一地方都市の附属病院を持たない医療系大学のA大学では、看護・リハビリテーション・医学検査の3学科併設の強みを生かし、大学としては珍しい学内ICT (Infection Control Team)とPCR検査センターを開設しました。2020年2月 感染症専門医と感染看護の専任教員を中心に、看護師、保健師、臨床検査技師、理学療法士、作業療法士、言語聴覚士など国家資格を持つ教員と物品・環境を管理する事務職員で構成するCOVID-19感染対策チームが結成されました。学長指名によるICチームは危機管理委員会との2本立で企画・実践部隊として活動しました。ICチームは、新型コロナウイルスの病原性の変化と感染経路・検査・治療に関する最新の知見をもとに実践的な感染対策を展開しました。①COVID-19 感染経路の遮断方法の立案 ②物品・消毒薬の確保と環境対策③大学の運営方針を含む感染対策マニュアルを策定 ④全学科にCOVID-19に関する最新の知識と予防、自己健康管理方法についての教育、を実施しました。特に医療系大学の学生として根拠を理解して行動できるよう教育啓蒙活動に力を入れました。学内演習開始期には感染対策のルール化と物品配置、ONLINEから対面とのハイブリッド授業への移行期では、環境整備、健康管理と予防策実践の支援など、必要と思われることは全てアセスメントし計画・実践・評価しました。8月には医学検査科教員によるPCRセンターが開設され、ICチームで全学PCR検査をスケジュールし、行動・体調管理指導を合わせて行いました。PCRの開始は、制限があった教育活動の幅を広げ、学内で早期検査をすることで学内への感染持ち込みリスクを低減し、安心安全な教育環境を提供することにつながったと考えます。翌2021年7・8月には、職員で構成された接種プロジェクトチームによる新型コロナワクチンの職域接種を実施し、大学人口の約90%に接種、副反応を調査して対処方法を支援し接種者の健康状態を確認しました。これらの活動の結果、2021年12月末までの2年間の学内感染者は一桁の数にとどめられたと考えられます。しかし、オミクロン株の爆発的流行から5類感染症移行までは、国内第6・7・8波の感染者数に比例して増加したものの、学内感染によるクラスタの発生は見られませんでした。

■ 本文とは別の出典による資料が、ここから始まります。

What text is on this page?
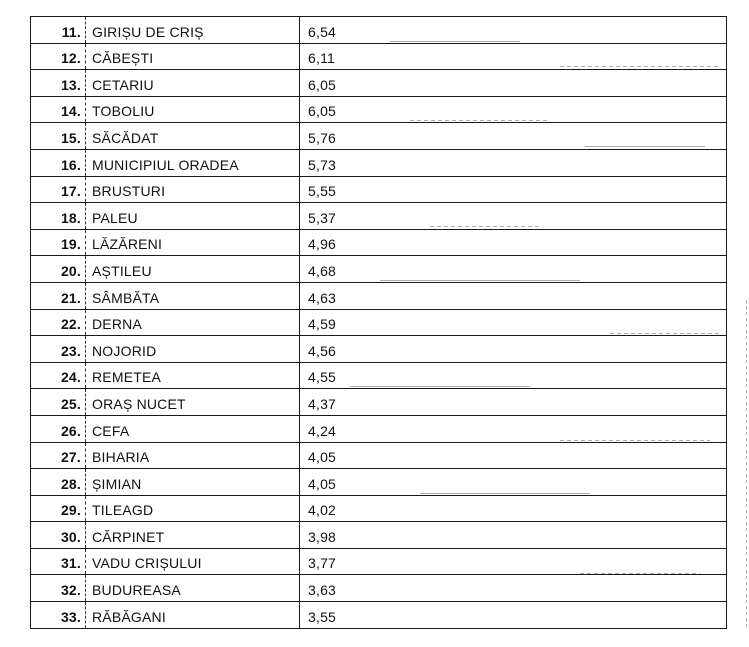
11. GIRIȘU DE CRIȘ	6,54
12. CĂBEȘTI	6,11
13. CETARIU	6,05
14. TOBOLIU	6,05
15. SĂCĂDAT	5,76
16. MUNICIPIUL ORADEA	5,73
17. BRUSTURI	5,55
18. PALEU	5,37
19. LĂZĂRENI	4,96
20. AȘTILEU	4,68
21. SÂMBĂTA	4,63
22. DERNA	4,59
23. NOJORID	4,56
24. REMETEA	4,55
25. ORAȘ NUCET	4,37
26. CEFA	4,24
27. BIHARIA	4,05
28. ȘIMIAN	4,05
29. TILEAGD	4,02
30. CĂRPINET	3,98
31. VADU CRIȘULUI	3,77
32. BUDUREASA	3,63
33. RĂBĂGANI	3,55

病院実習の直前にPCR検査で陰性確認を行って派遣することが可能となり、病院から実習受け入れ中止の連絡があった施設も、PCR検査を条件に加えることで、再実習の交渉が可能となりました。看護学科では、PCR検査の定例化に加えて、対象病院と相談し①実習参加時の健康要件②患者ケア時の予防策を細かく取り決め厳守することで、全学生がコロナ禍初年度において、実習期間の約40%を臨地で患者ケアを実践することができました。2年目は約78%、3年目は95%の臨地実習の実施率となり、看護の臨地学習機会の確保ができたと考えます。この3年間、変異するコロナ株の流行状況や感染力について検討し、臨地実習に関するCOVID-19対策についてはICチームを通して各学科の継続的なコンサルテーションを行い、実習に対応する教職員の支援となったと評価されました。
残念ながら次の新興感染症はもっと早い周期で現れると予測されています。私たちは今回の経験を生かして対応できるよう準備する必要があります。